# Diffraction Gratings

Hi, I recently made a spectroscope using a pringles tube. I basically cut a very narrow slit at the metal end and at the plastic lid end I cut a circular shape out of a CD so that it fits inside the lid (I had to strip off the silver lining of course). I have some idea of how it works but would greatly appreciate some clarification and any extra information. Take the case of a sodium lamp that gives discrete spectral lines. As I understand it the light comes from the sodium lamp through the narrow slit and hits the CD inside the lid. The grooves on the CD reflect light at different angles depending on the wavelength which therefore split the light up. Since the silver surface is stripped off these reflected waves can transmit through into your eye. A couple of things I don't quite understand:

1) From what I have read, the reflected light rays can interfere constructively or/and destructively. So would you therefore not necessarily be seeing all the line spectra as some may have interfered destructively between the CD and your eye (if they were half a wavelength out of phase).

2) It also says that what you are seeing as line spectra are actually images of the slit. Is that right?

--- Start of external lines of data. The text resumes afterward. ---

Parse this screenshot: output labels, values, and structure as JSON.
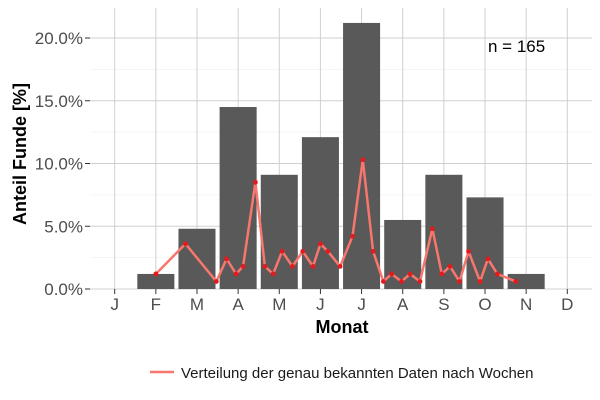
{
  "chart_data": {
    "type": "bar",
    "xlabel": "Monat",
    "ylabel": "Anteil Funde [%]",
    "categories": [
      "J",
      "F",
      "M",
      "A",
      "M",
      "J",
      "J",
      "A",
      "S",
      "O",
      "N",
      "D"
    ],
    "ylim": [
      0,
      0.22
    ],
    "yticks": [
      0,
      0.05,
      0.1,
      0.15,
      0.2
    ],
    "ytick_labels": [
      "0.0%",
      "5.0%",
      "10.0%",
      "15.0%",
      "20.0%"
    ],
    "grid": true,
    "legend_position": "bottom",
    "annotation": "n = 165",
    "series": [
      {
        "type": "bar",
        "color": "#595959",
        "values": [
          0,
          0.012,
          0.048,
          0.145,
          0.091,
          0.121,
          0.212,
          0.055,
          0.091,
          0.073,
          0.012,
          0
        ]
      },
      {
        "type": "line",
        "name": "Verteilung der genau bekannten Daten nach Wochen",
        "color": "#f8766d",
        "point_color": "#e41a1c",
        "x": [
          2.0,
          2.72,
          3.47,
          3.72,
          3.95,
          4.12,
          4.42,
          4.65,
          4.85,
          5.07,
          5.32,
          5.57,
          5.82,
          6.0,
          6.18,
          6.48,
          6.78,
          7.03,
          7.28,
          7.53,
          7.73,
          7.97,
          8.18,
          8.42,
          8.72,
          8.95,
          9.15,
          9.38,
          9.6,
          9.88,
          10.07,
          10.3,
          10.75
        ],
        "y": [
          0.012,
          0.036,
          0.006,
          0.024,
          0.012,
          0.018,
          0.085,
          0.018,
          0.012,
          0.03,
          0.018,
          0.03,
          0.018,
          0.036,
          0.03,
          0.018,
          0.042,
          0.103,
          0.03,
          0.006,
          0.012,
          0.006,
          0.012,
          0.006,
          0.048,
          0.012,
          0.018,
          0.006,
          0.03,
          0.006,
          0.024,
          0.012,
          0.006
        ]
      }
    ]
  }
}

Surely the light just comes through the slit, there's no image being formed is there?

mfb
Mentor
The grooves on the CD reflect light at different angles depending on the wavelength which therefore split the light up.
It is diffraction, not reflection.
So would you therefore not necessarily be seeing all the line spectra as some may have interfered destructively between the CD and your eye (if they were half a wavelength out of phase).
You see exactly the points where they are in phase. Under different angles you don't see light of this specific wavelength.

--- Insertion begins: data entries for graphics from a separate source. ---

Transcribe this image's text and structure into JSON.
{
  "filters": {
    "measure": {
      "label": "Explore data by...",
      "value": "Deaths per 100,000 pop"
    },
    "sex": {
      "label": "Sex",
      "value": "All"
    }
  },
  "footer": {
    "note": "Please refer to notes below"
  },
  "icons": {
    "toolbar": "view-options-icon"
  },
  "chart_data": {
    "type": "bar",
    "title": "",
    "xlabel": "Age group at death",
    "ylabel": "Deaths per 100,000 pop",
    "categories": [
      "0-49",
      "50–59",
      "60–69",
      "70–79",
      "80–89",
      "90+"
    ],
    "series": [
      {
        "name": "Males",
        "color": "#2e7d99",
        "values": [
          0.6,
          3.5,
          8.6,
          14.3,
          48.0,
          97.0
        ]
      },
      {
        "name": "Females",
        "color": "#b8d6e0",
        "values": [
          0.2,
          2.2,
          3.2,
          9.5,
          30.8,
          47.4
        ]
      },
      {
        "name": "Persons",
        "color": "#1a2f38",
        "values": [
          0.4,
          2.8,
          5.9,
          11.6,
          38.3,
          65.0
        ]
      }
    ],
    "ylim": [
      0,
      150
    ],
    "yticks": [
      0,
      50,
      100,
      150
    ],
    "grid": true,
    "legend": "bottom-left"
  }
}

2) It also says that what you are seeing as line spectra are actually images of the slit. Is that right? Surely the light just comes through the slit, there's no image being formed is there?
Well, you still have the finite size of the slit and the light source that will give a finite width/height of the light patterns.

Drakkith
Staff Emeritus
The light coming in through the slit forms a narrow, rectangular 'column' approximately the same size of the slit. When this column of light hits the CD, the grooves separate the different wavelengths and the column, as a whole, spreads out. So the line spectra look like the slit only in the sense that the length and width correspond to that of the slit. So a very narrow slit vies you narrow lines, while a wide one gives you wide lines.

It is diffraction, not reflection.
You see exactly the points where they are in phase. Under different angles you don't see light of this specific wavelength.

Well, you still have the finite size of the slit and the light source that will give a finite width/height of the light patterns.

Thanks for the answers. I thought the light hits the grooves and different wavelengths reflect at different angles? So how is the light splits up if it not reflected. How is diffraction defined?